The ACI Australian Wine Show, conducted at NATEX last month, highlighted dilemmas faced by wine show committees Australia wide. Problems stem from a combination of a dramatically changed role of wine shows, the sheer numbers of wines being entered, and the absence of many top makers’ wines from some of the more important classes.
We should remember that Wine Shows are controlled by Agricultural Societies. They originally provided a far less technically competent industry than we know today with expert opinion.
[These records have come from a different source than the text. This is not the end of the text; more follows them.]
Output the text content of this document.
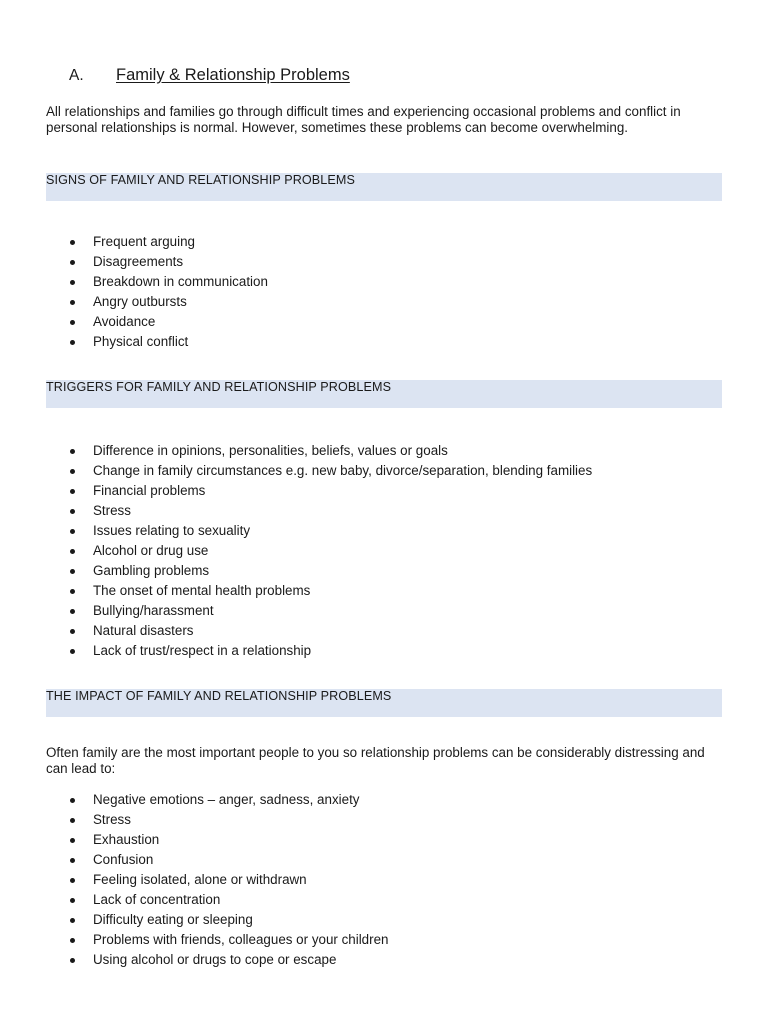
A.	Family & Relationship Problems

All relationships and families go through difficult times and experiencing occasional problems and conflict in personal relationships is normal. However, sometimes these problems can become overwhelming.

SIGNS OF FAMILY AND RELATIONSHIP PROBLEMS
Frequent arguing
Disagreements
Breakdown in communication
Angry outbursts
Avoidance
Physical conflict
TRIGGERS FOR FAMILY AND RELATIONSHIP PROBLEMS
Difference in opinions, personalities, beliefs, values or goals
Change in family circumstances e.g. new baby, divorce/separation, blending families
Financial problems
Stress
Issues relating to sexuality
Alcohol or drug use
Gambling problems
The onset of mental health problems
Bullying/harassment
Natural disasters
Lack of trust/respect in a relationship
THE IMPACT OF FAMILY AND RELATIONSHIP PROBLEMS

Often family are the most important people to you so relationship problems can be considerably distressing and can lead to:

Negative emotions – anger, sadness, anxiety
Stress
Exhaustion
Confusion
Feeling isolated, alone or withdrawn
Lack of concentration
Difficulty eating or sleeping
Problems with friends, colleagues or your children
Using alcohol or drugs to cope or escape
Shows were a source not just of awards but of sound technical advice for makers.
The growth of the market, and with it technical competency, means winemakers, mostly with batchelor-of-science degrees in oenology, need little advice from peers on the show-judging circuit. What they like to see is how their own wines scrub up against those of competitors across the continent.
But the biggest beneficiaries of show successes are owners of Gold and Trophy-winning labels and, in a broad sense, an often bewildered consumer looking for reliable, unbiased endorsement of the best wines.
The poser for Wine Show Committees is to create conditions that allow judges to deliver valid results to the consumer. In theory, under perfect conditions, results from any show would be exactly reproducible at another.
That never happens, of course. Odd wines pop up for golds show after show, but there seems little correlation of results from one event to the next – even with the same judges operating. Not only that but class definitions vary so much amongst shows as to virtually guarantee little continuity and, hence, great confusion for consumers over what the various classes mean.
Recognizing commercial benefits of winning show awards, a healthy rivalry exists amongst shows. The better ones, notably Adelaide and Canberra, strive for credibility and the prestige that goes with it (prestige seems the only reward organisers get).
Thus, Canberra accepts only wines already bottled. The organisers back this up with random winery and retail checks to ensure wines entered are the same as those available to the public. This overcomes the type of farce we see, for example, in Melbourne’s Jimmy Watson Trophy: quite simply the one year old barrel samples tasted by judges are not the finished wine the consumer sees several years after the event.
Adelaide introduced price categories (under and over $10) in many of its classes this year. This recognises the reality of the market place and the fact that for judging results to have any meaning, like must be compared with like.
Even in comparing like wines, I believe results grow less reliable in direct proportion to the size of the class. If the relative merits of all wines in a class were accurately pegged by judges, then, in theory, we could reshuffle the wines into a different order, recall the judges the next day, and the results would be same.
In truth, the results would not be exactly the same. Which is why when I look at the sheer size of some classes in Canberra, I wonder at the results. Class 18 featured 115 1991 and older Chardonnays; class 26 120 1990 and older Cabernets; and Class 38 85 1990 and older chardonnays. Nobody is good enough to meaningfully grade that many wines in one hit.
Perhaps the solution is to have smaller classes, divided by grape variety as well as price. Looking at Canberra’s Class 26 (115 1990 and older cabernets) the judges awarded points out of 20 to reds ranging in price from $6 to $30 a bottle and covering virtually the whole gamet of styles made in Australia and New Zealand. If we are to believe the judges, then a $10 Leasingham Cabernet Malbec 1990 (51 points) is better than a $30 Penfolds Bin 707 1989 (39 points). Nonsense! The whole class glares with anomalies and makes a poor form guide.
The sort of error that puts a very good cheap wine ahead of a clearly better dearer wines is common. But more often it’s the other way round as expensive wines win ‘cheap’ gold medals when they’re pitted against low priced products.
While our wine shows need overhauling to maintain credility for the consumer (and it may mean we end up with a string of regional shows and only one major national one), their value is immense in keeping our wines in the glare of public scrutiny.
Still, most wines continue to be bought for reasons other than a medal count. And, by the only objective measure we have of wine quality – auction prices – twenty of the thirty four wines identified by Langton’s Auctioneers as fetching the best prices seldom or never win medals.